Paramount’s education play

WHILE the property sector may not be in vogue, several listed developers have diversified into other businesses that provide a cushion to the slowdown in property sales.

One such company is Paramount Corp Bhd. Its other business is education, which promises growth prospects amid the weaker ringgit.

Paramount trades at an undemanding price-to-earnings ratio (PE) of 9.76 times its financial year 2015 earnings, which is significantly lower than other listed education companies. Seg International Bhd is trading at 28 times forward PE, while Prestariang Bhd, who owns University Malaysia of Computer Science and Engineering in Putrajaya, trades a whopping 52 times its forward earnings.

At the current price, Paramount offers a dividend yield of 4% to 5% and is considered decent, on a payout policy of 40% to 50%.

Paramount is the owner of the KDU Education Group, which since the 1980s had been providing undergraduate courses. It now offers programme up to masters level.

More interestingly, Paramount ventured into the primary and secondary education levels since 2003. This segment now covers both national and international curriculum, and has turned out to be the biggest earnings contributor within the education segment of Paramount.

Paramount garners about 70% of its revenue from its property development segment, and the remaining 30% is from education business. Property makes up 80% of its profit while education, which has been on an upward trend, contributes 20%.

For the first half of the financial year ended June 30, 2015, Paramount’s education segment revenue grew 13% year-on-year, while its property division grew 24%.

Overall, its revenue for the first half of 2015 jumped 21% and net profit grew 7% year-on-year.

However, Paramount’s education arm profit for the first half of 2015 declined 6% from a year earlier due to depreciation and interest charges on its Utropolis Glenmarie campus.

With the ringgit having depreciated by some 20% since the beginning of the year, the question is, will parents still consider sending their children to local private universities and colleges?

If that is the case, KDU will be one of the clear beneficiaries considering its strong brand in the tertiary education sector.

KDU’s twinning programmes would become attractive for students who prefer international degrees with some overseas exposure, at a lower cost.

However, RHB Research analyst Loong Kok Wen reckons that it would take time to see if the weaker ringgit would lead to a spike in student enrolments in local private colleges and universities.

“It is too soon to see the impact. The shift would be more apparent in 2016 if the ringgit continues to weaken,” she said.

Nevertheless, RHB has a “buy” call on Paramount with a target price of RM2.40 on the back of earnings recovery this year.

The research house says it expects Paramount’s FY2015 earnings to turn around, as it expects new property sales to grow by more than 25% and for additional student numbers to hit 1,000 this year.

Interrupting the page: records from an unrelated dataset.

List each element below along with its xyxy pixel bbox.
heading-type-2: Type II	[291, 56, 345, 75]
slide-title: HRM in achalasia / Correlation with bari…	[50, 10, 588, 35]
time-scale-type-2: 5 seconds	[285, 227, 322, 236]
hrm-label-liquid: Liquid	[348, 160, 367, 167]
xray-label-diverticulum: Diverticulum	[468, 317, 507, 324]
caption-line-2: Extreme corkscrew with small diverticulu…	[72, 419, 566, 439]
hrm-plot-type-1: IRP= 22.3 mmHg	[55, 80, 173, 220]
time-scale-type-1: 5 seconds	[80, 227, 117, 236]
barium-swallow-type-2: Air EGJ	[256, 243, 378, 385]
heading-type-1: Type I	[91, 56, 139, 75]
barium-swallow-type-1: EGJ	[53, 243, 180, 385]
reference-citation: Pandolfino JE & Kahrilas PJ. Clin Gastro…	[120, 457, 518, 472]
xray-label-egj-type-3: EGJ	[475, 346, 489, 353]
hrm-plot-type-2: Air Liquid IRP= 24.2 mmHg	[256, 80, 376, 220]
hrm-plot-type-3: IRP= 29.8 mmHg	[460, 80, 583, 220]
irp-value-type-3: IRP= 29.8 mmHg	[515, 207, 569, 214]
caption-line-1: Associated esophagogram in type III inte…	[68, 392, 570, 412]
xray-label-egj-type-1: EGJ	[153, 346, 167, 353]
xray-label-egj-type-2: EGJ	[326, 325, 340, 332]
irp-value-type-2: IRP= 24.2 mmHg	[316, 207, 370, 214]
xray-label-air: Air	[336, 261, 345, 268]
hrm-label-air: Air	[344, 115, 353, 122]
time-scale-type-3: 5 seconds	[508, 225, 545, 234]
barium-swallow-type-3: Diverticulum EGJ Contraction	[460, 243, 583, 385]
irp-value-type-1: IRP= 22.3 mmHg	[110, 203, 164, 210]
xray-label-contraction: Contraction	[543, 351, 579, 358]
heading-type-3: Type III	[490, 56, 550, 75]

Paramount has more than 5,000 students enrolled in its tertiary segment.

Loong notes that Paramount now plans to roll out “budget” schools under its Sri KDU brand, to capture the untapped mass market, with indicative school fees of 10% to 15% below current school fees. Sri KDU’s current fees for its primary and secondary students range between RM19,000 and RM22,000 per annum for local curriculum and up to RM50,000 for international curriculum.

Paramount has plans to set up another Sri KDU facility in Jalan Goh Hock Huat, Klang.

This new school will have a capacity to cater to 1,500 students and construction is expected to start in 2016.

“The opening of the international school in Klang may add RM25mil to RM30mil to its top line and more than 10% contribution to the bottom line after the operation stabilises,” Loong says.

Currently, Sri KDU has a total of 3,218 students, close to its capacity of 3,300 students at its Kota Damansara branch.

As for Paramount’s tertiary segment, it has more than 5,000 students enrolled at its KDU University College at its new Glenmarie campus and KDU Colleges in Petaling Jaya and Penang.

Apart from Paramount’s 900 acres of land bank with RM9bil gross development value (GDV), the management is looking for possibility of an asset monetisation exercise as an effort to lighten the balance sheets.

Loong says that Paramount’s education property assets, the Sri KDU and KDU University College (KDUUC) in Utropolis could be disposed of.

Meanwhile, the Paramount’s land parcels in its old KDU campuses have high development potential in the future given their strategic locations, such as the 2.7-acre for the Damansara Jaya campus and the two-acre for the college campus at Jalan Anson in Georgetown, Penang.

“The book value for both land parcels is only RM17 per sq ft for Damansara Jaya and RM334 per sq ft for campus in Jalan Anson, while we estimate that the market value could be at the range of RM300-RM400 per sq ft and RM600-RM700 per sq ft, respectively,” Loong says.